Anthropic zahlt 1,5 Milliarden US-Dollar in Urheberrechtsvergleich mit Buchautoren
Wichtige Erkenntnisse
- •Ein Bundesgericht genehmigte einen Urheberrechtsvergleich über 1,5 Milliarden US-Dollar, der Anthropic verpflichtet, Buchautoren zu entschädigen, nachdem das Unternehmen Bücher aus den Piraterie-Repositorien LibGen und PiLiMi heruntergeladen hatte.
- •Etwa 482.460 Werke waren von dem Vergleich erfasst, 91,3% davon wurden geltend gemacht, was zu Auszahlungen von rund 3.000 US-Dollar pro geltend gemachtem Werk führt.
- •Der Vergleich ist der größte in der Geschichte von Urheberrechts-Sammelklagen und verpflichtet Anthropic zusätzlich, die raubkopierten Dateien zu vernichten.
- •Die Autoren behalten gesonderte Ansprüche im Zusammenhang mit KI-Ausgaben, die ihre Originalwerke reproduzieren, sowie Ansprüche in Bezug auf Anthropics künftiges Verhalten.

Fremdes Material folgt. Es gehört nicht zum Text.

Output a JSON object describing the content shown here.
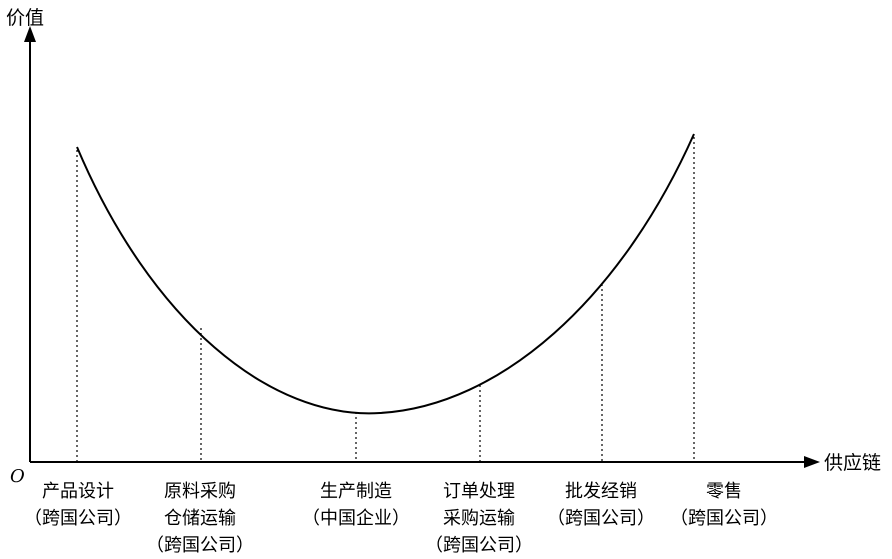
{
  "axes": {
    "y_label": "价值",
    "x_label": "供应链",
    "origin_label": "O"
  },
  "stages": [
    {
      "lines": [
        "产品设计",
        "（跨国公司）"
      ]
    },
    {
      "lines": [
        "原料采购",
        "仓储运输",
        "（跨国公司）"
      ]
    },
    {
      "lines": [
        "生产制造",
        "（中国企业）"
      ]
    },
    {
      "lines": [
        "订单处理",
        "采购运输",
        "（跨国公司）"
      ]
    },
    {
      "lines": [
        "批发经销",
        "（跨国公司）"
      ]
    },
    {
      "lines": [
        "零售",
        "（跨国公司）"
      ]
    }
  ],
  "colors": {
    "stroke": "#000000",
    "background": "#ffffff"
  }
}
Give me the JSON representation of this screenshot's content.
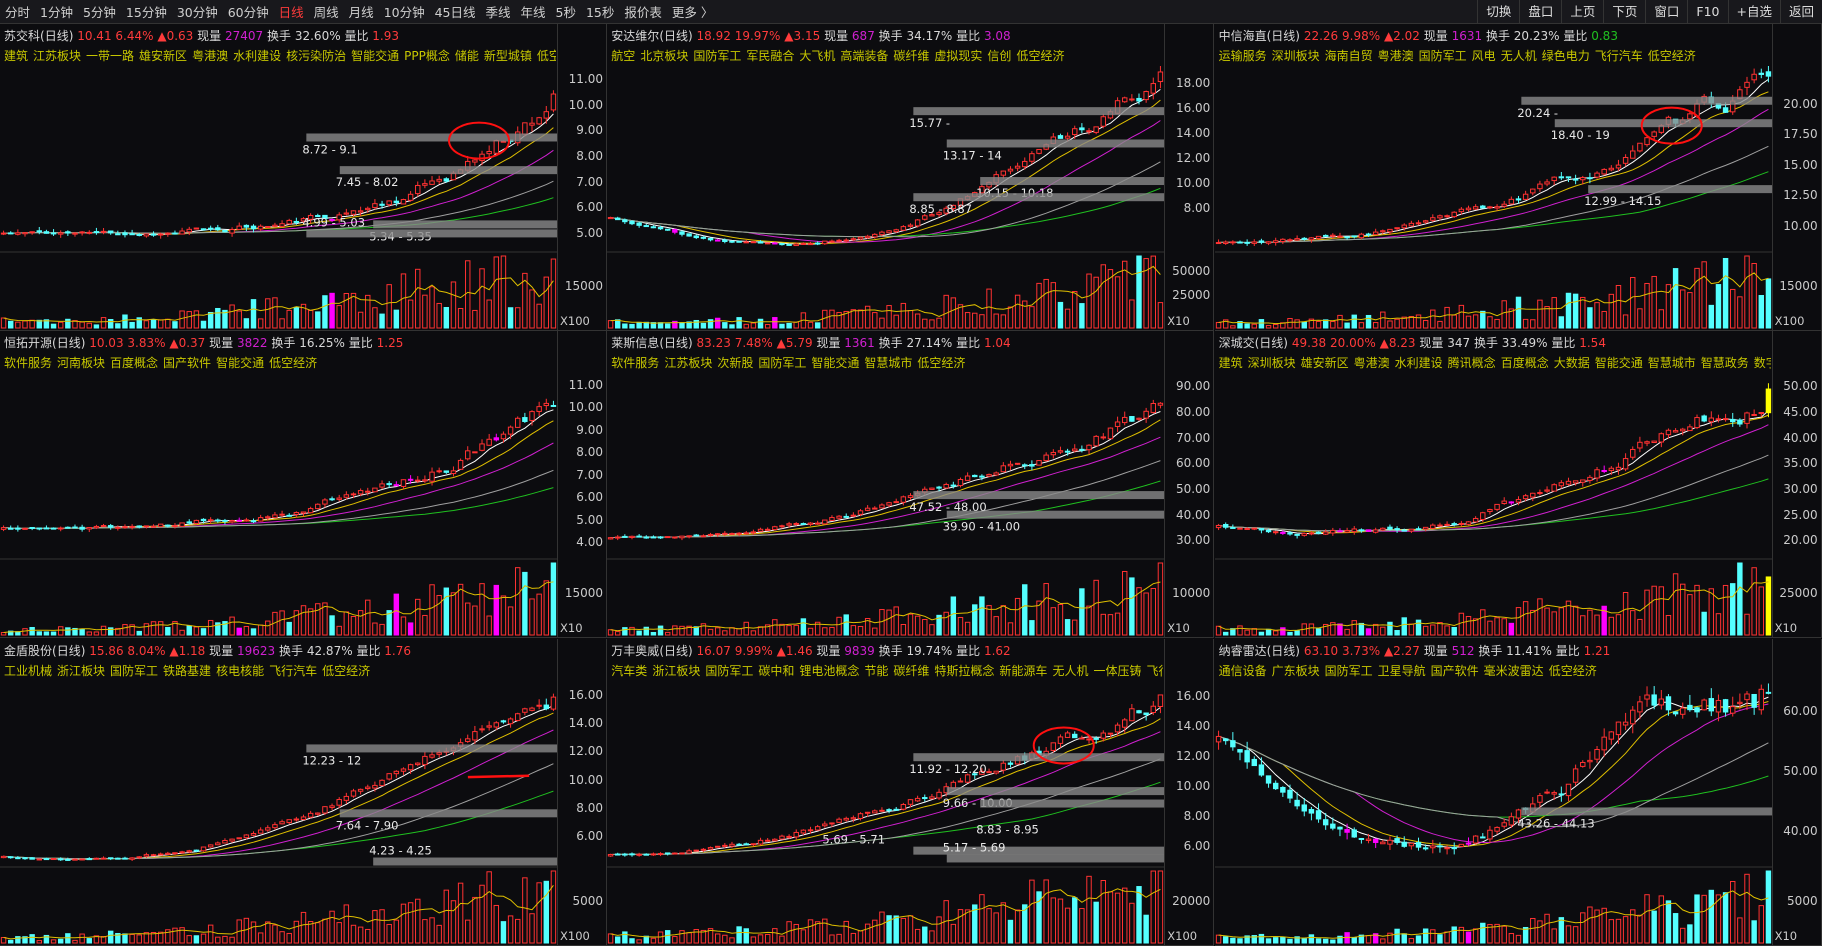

- •Die weitergehende Rechtsfrage, ob groß angelegtes Scraping von Internetinhalten ohne Zustimmung als rechtmäßiger Erwerb für KI-Training gilt, bleibt ungeklärt.

Anthropic muss Buchautoren im Rahmen eines von einem Bundesgericht in San Francisco genehmigten Urheberrechtsvergleichs 1,5 Milliarden US-Dollar zahlen, nachdem das Unternehmen zwischen 2021 und 2022 Bücher aus den Piraterie-Datenbanken LibGen und PiLiMi heruntergeladen hatte.
Laut Gerichtsunterlagen waren etwa 482.460 Werke in dem Vergleich aufgeführt, von denen 91,3 Prozent geltend gemacht wurden. Die Auszahlung beläuft sich auf rund 3.000 US-Dollar pro geltend gemachtem Werk, etwa das Vierfache des gesetzlichen Mindestbetrags. Anthropic ist außerdem verpflichtet, die raubkopierten Dateien zu vernichten.
Die Autoren behalten Ansprüche im Zusammenhang mit KI-Ausgaben, die Originalwerke reproduzieren, sowie Ansprüche in Bezug auf das künftige Verhalten von Anthropic. Der Vergleich ist der größte Urheberrechtsvergleich in der Geschichte von Sammelklagen.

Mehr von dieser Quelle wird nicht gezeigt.